Mikey is screaming and crying. I let him vent for a moment before pulling him close. He struggles at first, beating on my chest with his fist. After a minute he relaxes into my embrace.
“I’m so sorry, Mikes,” I mutter, I hope soothingly. “I had to leave, but I never meant to hurt you. I would never want that. You guys meant everything to me.”
He pulls back and looks down. “Past tense,” he whispers.
“You said meant. We meant everything to you, that’s what you said. It’s past tense.”
I stiffen. “I can’t care about you right now, Mikey.” I cringe, hearing how that sounds. It sounded so much better in my head. “It’s dangerous and it hurts too much. Just give me some time, let me finish some things.”
Mikey rips out of my hold and pins a death glare on me. “You can’t care about us right now? Well by all means, just let us know when it’s convenient for you to care about us. Because we’d hate for you to have to feel anything, like the rest of us. You’re only walking out on your best friends. Again! No big deal, right? After all we meant something to you before but not any more apparently.”
How did this conversation get so wrong? “Mikey, I - ”
“Shut up! I think you should just leave.”
I stand there, shocked. “Leave!” He shouts.
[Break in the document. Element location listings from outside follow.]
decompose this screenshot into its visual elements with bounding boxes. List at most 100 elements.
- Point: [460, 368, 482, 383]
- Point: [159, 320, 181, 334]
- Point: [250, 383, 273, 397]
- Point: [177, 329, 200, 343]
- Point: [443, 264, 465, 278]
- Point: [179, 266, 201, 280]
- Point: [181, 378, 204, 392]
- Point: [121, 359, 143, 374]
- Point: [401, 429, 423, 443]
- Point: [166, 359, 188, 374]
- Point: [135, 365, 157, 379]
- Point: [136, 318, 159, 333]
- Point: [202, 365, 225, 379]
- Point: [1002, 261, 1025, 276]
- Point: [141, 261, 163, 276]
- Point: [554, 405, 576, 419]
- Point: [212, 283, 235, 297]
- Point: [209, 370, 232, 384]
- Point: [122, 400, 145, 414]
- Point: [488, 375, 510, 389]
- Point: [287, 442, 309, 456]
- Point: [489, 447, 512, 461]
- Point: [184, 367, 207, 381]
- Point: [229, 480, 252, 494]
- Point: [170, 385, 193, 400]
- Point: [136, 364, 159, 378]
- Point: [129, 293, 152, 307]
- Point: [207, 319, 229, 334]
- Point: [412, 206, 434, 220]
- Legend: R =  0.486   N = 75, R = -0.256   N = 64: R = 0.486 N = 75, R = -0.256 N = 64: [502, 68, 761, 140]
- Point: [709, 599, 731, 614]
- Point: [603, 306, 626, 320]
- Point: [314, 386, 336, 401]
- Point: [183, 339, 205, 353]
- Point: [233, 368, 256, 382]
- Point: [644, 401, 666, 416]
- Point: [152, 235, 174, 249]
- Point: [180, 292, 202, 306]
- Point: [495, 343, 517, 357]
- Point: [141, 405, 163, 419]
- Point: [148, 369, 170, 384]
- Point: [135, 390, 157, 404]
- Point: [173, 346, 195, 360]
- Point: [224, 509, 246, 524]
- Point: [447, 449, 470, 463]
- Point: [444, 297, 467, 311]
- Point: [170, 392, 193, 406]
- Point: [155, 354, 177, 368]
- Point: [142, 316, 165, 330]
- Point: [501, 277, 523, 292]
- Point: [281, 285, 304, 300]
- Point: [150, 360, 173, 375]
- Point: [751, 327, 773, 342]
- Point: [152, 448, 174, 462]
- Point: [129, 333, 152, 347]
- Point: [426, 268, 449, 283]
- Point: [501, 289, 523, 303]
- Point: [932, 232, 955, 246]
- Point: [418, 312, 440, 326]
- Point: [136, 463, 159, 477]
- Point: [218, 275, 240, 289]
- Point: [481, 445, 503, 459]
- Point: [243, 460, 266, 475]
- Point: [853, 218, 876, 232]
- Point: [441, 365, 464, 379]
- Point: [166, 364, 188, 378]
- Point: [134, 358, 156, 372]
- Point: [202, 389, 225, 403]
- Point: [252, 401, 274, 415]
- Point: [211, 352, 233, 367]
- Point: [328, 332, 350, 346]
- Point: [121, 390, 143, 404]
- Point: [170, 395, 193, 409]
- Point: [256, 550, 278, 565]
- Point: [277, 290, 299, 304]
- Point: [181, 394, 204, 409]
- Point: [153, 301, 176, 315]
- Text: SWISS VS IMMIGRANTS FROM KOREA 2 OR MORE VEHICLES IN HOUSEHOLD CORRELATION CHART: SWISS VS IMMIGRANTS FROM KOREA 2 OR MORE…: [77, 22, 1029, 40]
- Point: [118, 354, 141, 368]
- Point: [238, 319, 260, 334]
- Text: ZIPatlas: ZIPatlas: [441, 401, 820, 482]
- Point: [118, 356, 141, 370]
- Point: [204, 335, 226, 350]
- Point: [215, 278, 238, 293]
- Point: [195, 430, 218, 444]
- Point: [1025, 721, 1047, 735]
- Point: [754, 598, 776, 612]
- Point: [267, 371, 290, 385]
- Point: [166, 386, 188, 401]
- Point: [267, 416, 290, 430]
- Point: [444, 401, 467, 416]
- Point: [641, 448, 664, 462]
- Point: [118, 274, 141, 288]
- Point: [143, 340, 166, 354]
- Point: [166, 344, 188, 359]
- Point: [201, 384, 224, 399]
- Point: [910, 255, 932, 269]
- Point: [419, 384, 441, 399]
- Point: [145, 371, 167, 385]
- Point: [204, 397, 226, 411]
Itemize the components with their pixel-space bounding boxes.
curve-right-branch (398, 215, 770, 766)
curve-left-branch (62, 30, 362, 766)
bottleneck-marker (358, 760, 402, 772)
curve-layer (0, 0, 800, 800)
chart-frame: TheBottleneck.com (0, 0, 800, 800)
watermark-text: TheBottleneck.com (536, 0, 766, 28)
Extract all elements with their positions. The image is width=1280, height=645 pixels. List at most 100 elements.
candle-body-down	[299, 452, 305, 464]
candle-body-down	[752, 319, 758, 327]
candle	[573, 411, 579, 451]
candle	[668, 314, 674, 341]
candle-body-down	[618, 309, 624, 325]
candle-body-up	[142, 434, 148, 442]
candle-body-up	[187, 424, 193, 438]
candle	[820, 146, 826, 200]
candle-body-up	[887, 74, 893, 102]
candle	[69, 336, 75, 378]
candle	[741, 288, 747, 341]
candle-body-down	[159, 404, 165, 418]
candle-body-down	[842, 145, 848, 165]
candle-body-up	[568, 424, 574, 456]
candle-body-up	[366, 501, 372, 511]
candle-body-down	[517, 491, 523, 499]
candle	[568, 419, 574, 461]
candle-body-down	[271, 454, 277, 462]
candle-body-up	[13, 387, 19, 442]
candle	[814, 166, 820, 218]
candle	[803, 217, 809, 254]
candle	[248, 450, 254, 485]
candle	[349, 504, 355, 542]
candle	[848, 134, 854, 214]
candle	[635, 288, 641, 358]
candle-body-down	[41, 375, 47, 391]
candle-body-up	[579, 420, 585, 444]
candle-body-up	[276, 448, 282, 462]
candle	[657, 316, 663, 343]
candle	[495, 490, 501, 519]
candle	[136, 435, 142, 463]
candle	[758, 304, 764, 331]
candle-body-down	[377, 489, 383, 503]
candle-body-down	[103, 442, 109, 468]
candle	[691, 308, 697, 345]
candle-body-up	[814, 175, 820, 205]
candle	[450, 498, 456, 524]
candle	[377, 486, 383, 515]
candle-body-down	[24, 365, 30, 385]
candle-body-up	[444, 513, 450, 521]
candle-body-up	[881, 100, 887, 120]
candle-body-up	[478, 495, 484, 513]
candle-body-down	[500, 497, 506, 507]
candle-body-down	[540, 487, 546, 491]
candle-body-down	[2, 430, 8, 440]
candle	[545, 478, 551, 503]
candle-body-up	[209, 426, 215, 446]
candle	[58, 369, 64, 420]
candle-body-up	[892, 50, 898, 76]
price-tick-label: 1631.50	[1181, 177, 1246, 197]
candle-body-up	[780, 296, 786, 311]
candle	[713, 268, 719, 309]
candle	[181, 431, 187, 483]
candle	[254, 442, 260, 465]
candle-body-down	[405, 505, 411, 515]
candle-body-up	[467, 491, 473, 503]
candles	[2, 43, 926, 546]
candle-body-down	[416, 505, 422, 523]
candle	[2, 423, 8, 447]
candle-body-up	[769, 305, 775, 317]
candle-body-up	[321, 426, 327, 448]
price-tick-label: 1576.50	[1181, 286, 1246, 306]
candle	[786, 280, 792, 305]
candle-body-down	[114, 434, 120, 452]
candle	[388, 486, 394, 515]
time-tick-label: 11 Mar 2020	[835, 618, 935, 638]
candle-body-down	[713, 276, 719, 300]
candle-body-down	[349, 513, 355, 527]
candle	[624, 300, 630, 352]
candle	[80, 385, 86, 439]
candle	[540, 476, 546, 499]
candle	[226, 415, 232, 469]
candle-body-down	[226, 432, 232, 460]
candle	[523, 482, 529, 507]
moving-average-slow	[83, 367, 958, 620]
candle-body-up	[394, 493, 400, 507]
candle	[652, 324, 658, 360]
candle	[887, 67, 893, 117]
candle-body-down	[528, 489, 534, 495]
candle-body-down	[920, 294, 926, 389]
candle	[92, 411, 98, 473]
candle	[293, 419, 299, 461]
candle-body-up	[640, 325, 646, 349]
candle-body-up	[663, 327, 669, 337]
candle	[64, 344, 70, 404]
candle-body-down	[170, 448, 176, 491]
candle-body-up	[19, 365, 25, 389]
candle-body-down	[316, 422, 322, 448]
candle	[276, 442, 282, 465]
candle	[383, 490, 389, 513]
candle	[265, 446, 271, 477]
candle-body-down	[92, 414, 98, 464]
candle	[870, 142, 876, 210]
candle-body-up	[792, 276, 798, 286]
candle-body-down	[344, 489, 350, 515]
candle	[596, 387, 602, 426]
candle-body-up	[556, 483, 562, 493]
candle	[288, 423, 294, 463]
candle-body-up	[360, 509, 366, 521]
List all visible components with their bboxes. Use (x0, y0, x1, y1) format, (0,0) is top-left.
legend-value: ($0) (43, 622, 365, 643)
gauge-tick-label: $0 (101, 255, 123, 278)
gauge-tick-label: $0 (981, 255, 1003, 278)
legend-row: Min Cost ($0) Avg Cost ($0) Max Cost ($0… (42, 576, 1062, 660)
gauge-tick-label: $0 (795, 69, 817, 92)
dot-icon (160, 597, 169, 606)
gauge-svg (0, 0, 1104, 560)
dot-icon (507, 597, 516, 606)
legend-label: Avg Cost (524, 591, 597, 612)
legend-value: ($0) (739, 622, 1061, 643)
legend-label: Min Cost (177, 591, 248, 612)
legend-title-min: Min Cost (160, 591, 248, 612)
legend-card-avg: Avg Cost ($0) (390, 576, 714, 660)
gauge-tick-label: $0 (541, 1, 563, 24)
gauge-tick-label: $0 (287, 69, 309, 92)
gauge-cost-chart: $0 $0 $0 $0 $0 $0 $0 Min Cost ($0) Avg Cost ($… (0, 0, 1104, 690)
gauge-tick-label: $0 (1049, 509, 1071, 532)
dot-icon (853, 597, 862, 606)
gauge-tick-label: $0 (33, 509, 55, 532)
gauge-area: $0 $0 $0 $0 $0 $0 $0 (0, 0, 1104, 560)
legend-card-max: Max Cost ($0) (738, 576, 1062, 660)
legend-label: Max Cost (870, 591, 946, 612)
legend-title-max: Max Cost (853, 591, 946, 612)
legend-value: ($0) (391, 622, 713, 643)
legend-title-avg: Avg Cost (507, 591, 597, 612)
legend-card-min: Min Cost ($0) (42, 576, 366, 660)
So I do. I walk out of the bathroom and out the back of the hospital. I hit the road and just keeping walking. I stop when I reach a small diner. I ask to borrow a phone book and I call myself a cab back to the venue. Once it arrives, I clamber inside and give the cabbie directions. Then I pull out my phone and call Gerard.
“Hello?” he answers.
“Gerard, it’s Jason. I wasn’t feeling well so I called a cab, I’ll meet you guys at the bus.”
“Oh, ok. Did you see Mikey before you left by any chance?”
“Try the bathroom on the far side of the building, I thought I saw him headed that way.”
I hang up without saying goodbye. Why does everything have to be so hard? If Mikey took it that bad, how must Gerard be feeling? Maybe I was wrong. What if, even if Bob’s plan works, I can never go back? Maybe happy endings are only for the fairy tales.